Я — дитя условий коммунальных,
Мне окно, что солнышко, — так нет! -
Каждый праздник пожилой начальник
На окно мне вешает портрет.
 
 
Тот портрет, соседям всем на зависть,
Занимает тридцать два окна!
Ваське на восьмом усы достались,
Мне — кусок шинельного сукна.
 
 
Быть бы мне отцом, народ пригревшим,
Я б заместо на окне висеть
Дал сыночку, Кондакову Кеше,
Из окна на праздник поглазеть.
 
   — Что же ты врешь про тридцать два окна? — Федор Иванович покачал головой, любуясь Кешей. — Здесь всего-то будет пятнадцать.
   — Восемнадцать, Федя, я считал. А что тридцать два — так это гипербола. Поэтам разрешается.
   — Но не во всех случаях, Кеша. Далеко не во всех. Я б советовал тебе это стихотворение спрятать подальше. И забыть.
   — Генералиссимус не обидится на шутку.
   — Кеша, а вот это чьи строки:
 
Что и винтик безвестный
В нужном деле велик.
Что и тихая песня
Глубь сердец шевелит..?
 
   — Чье это, Кеша? А?
   — То серьезные строки, а про портрет шутка, Федя.
   — Небось, уже многим прочитал?
   — Это же экспромт! Человек пять слышали. Не пугай меня, Федя, спать не буду.
   — Человек пять... Ты молодец. Советую прекратить... распространение, так это называется. А почему же ты не зайдешь к ним?
   — Строжайше запрещено. Чтоб Андрюшка чужого дядю не увидел. У столба стой, сколько хочешь. Только на окно не смотри. А теперь и окна нет, караулить приходится. Вот, Федя, какой у меня законный брак!

— IV -

   Академик Посошков задерживался в Швеции. Подошло уже двадцатое ноября, а о нем не было никаких известий. Потом Раечка из ректората сказала Федору Ивановичу, что вся делегация отправилась в поездку по стране. Собирались посетить знаменитые институты, познакомиться с работами ученых.

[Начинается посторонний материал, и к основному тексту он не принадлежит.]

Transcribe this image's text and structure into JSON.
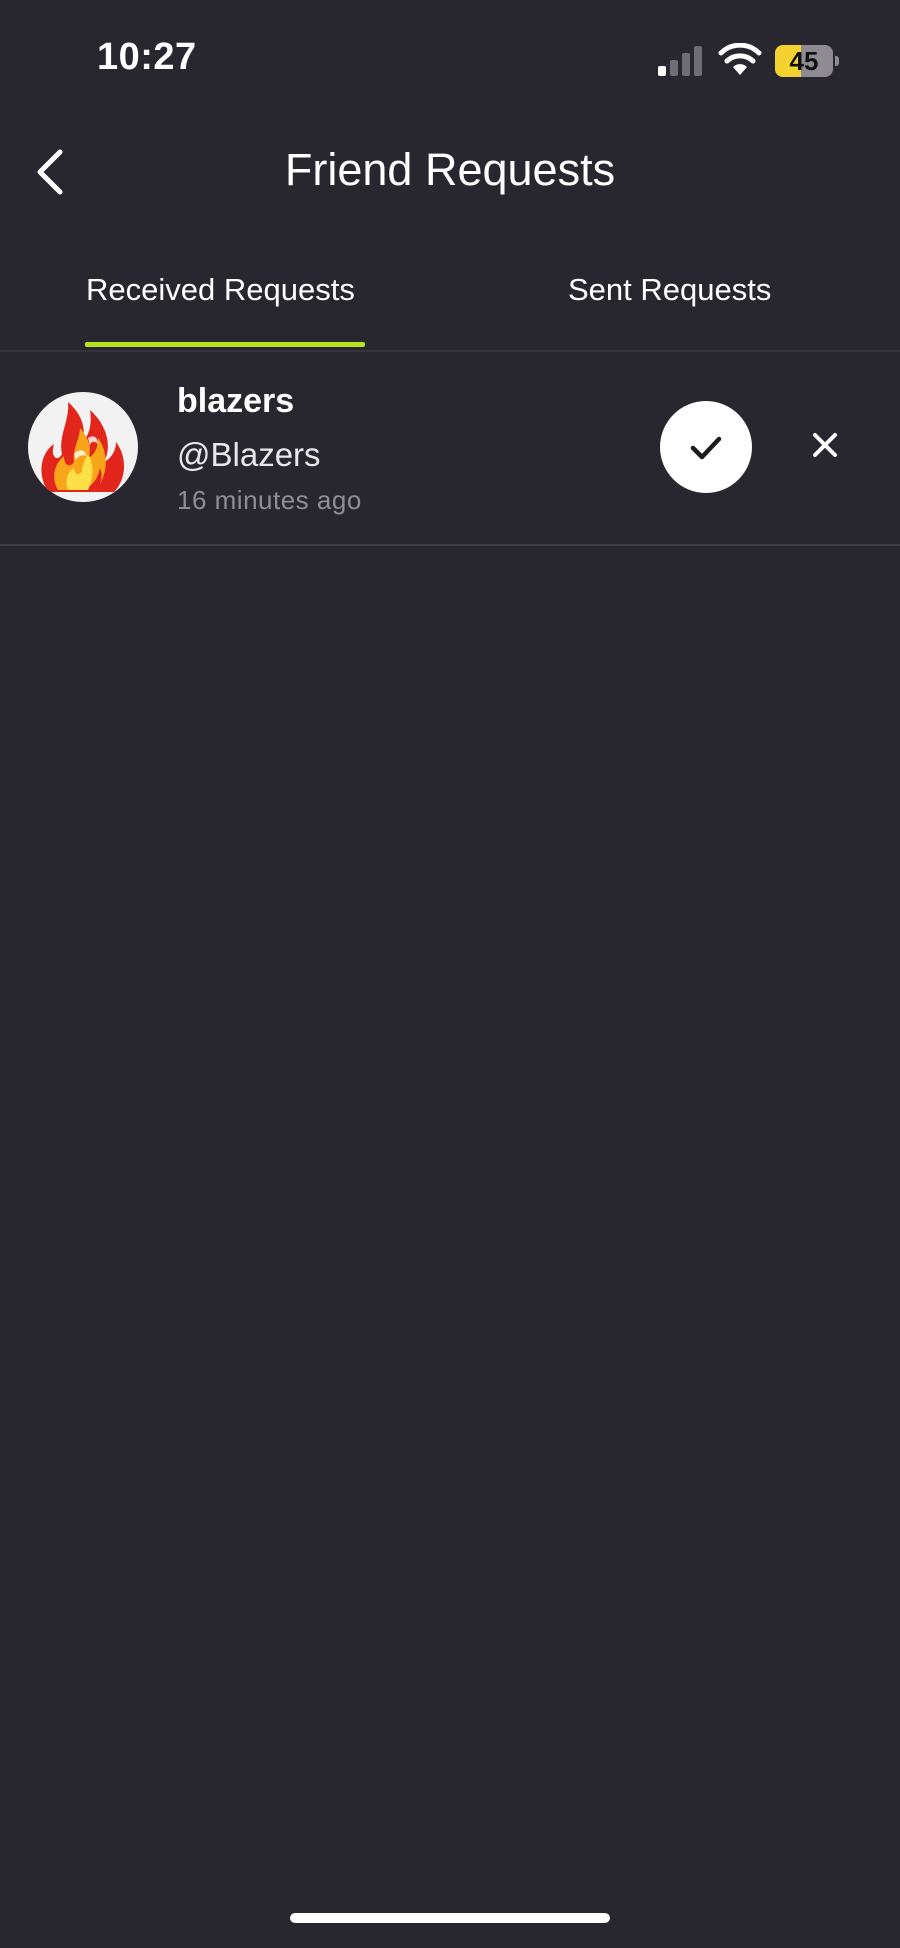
{
  "status_bar": {
    "time": "10:27",
    "battery_level": 45,
    "battery_text": "45",
    "signal_bars_active": 1,
    "signal_bars_total": 4
  },
  "header": {
    "title": "Friend Requests",
    "back_icon": "chevron-left-icon"
  },
  "tabs": [
    {
      "label": "Received Requests",
      "active": true
    },
    {
      "label": "Sent Requests",
      "active": false
    }
  ],
  "colors": {
    "background": "#28262f",
    "accent": "#b6e31e",
    "battery": "#f5d230",
    "secondary_text": "#8f8d95"
  },
  "requests": [
    {
      "name": "blazers",
      "handle": "@Blazers",
      "time": "16 minutes ago",
      "avatar_icon": "flame-icon",
      "accept_icon": "checkmark-icon",
      "decline_icon": "close-icon"
    }
  ]
}
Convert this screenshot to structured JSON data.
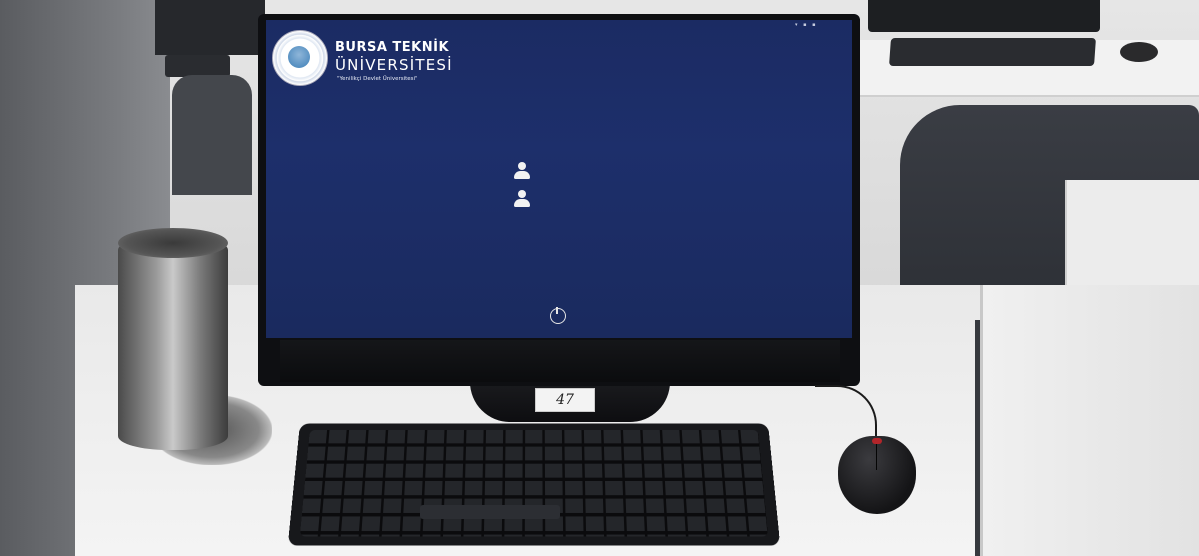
{
  "screen": {
    "university_name_line1": "BURSA TEKNİK",
    "university_name_line2": "ÜNİVERSİTESİ",
    "university_slogan": "\"Yenilikçi Devlet Üniversitesi\"",
    "clock": "",
    "users": [
      {
        "name": ""
      },
      {
        "name": ""
      }
    ],
    "background_color": "#1c2d66"
  },
  "desk": {
    "seat_tag": "47"
  },
  "icons": {
    "logo": "university-seal-icon",
    "avatar": "user-avatar-icon",
    "power": "power-icon"
  }
}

   К этому времени ударили хорошие морозы. Двадцатого числа было около пятнадцати градусов ниже нуля. Полуперденчек — дар академика Рядно — надежно утвердился на плечах Федора Ивановича. Дождалась зимы и черная курчавая ушанка. Двадцать первого числа весь день на землю опускался медленный — зимний — снег, и лыжная секция наметила на двадцать пятое поход на Большую Швейцарию.
   Федор Иванович и до двадцать пятого каждое утро еще затемно выходил на лыжах. Заправив черные брюки в грубые, крестьянской вязки, носки, крепко зашнуровав лыжные ботинки и надев большой, как короб, темно-серый свитер с синими елками и черными оленями, натянув ниже ушей невзрачную черную шапку-чулок с металлической пуговкой на макушке, он не очень быстро, но ухватисто черной, падающей то влево, то вправо тенью улетал в парк по уже накатанной лыжне. Первый спуск был с Малой Швейцарии к реке. Федор Иванович вылетал из светлых сумерек в ясное утро. На белой реке далеко, где летом шли пароходы, виднелись черные точки. Это бесстрашные рыбаки, просверлив лунки в тонком льду, уже таскали из них окуней. Федор Иванович отдыхал, пристально смотрел на рыбаков и дальше, на тот берег, где за плоской равниной сизо туманилась и звала Большая Швейцария. Отдохнув, трогался обратно.
   Однажды, вылетев со спуска к реке, он, не останавливаясь, перебирая ногами, свернул к небольшому береговому обрыву, косо съехал на снежное поле и побежал дальше — к рыбакам. Вскоре Федор Иванович попал в лыжню — первый лед уже был освоен, — и лыжня повела его к тому берегу. Она же у того берега взяла в сторону. Федор Иванович, понимая, что народной мудрости перечить нет смысла, подчинился ей. И был прав: в реку впадал небольшой приток, и лыжня, свернув туда, провела лыжника сразу под двумя мостами, помогла пересечь железную дорогу и шоссе, не снимая лыж. Сразу же за бетонным мостом, по которому бежали грузовики, начинался подъем.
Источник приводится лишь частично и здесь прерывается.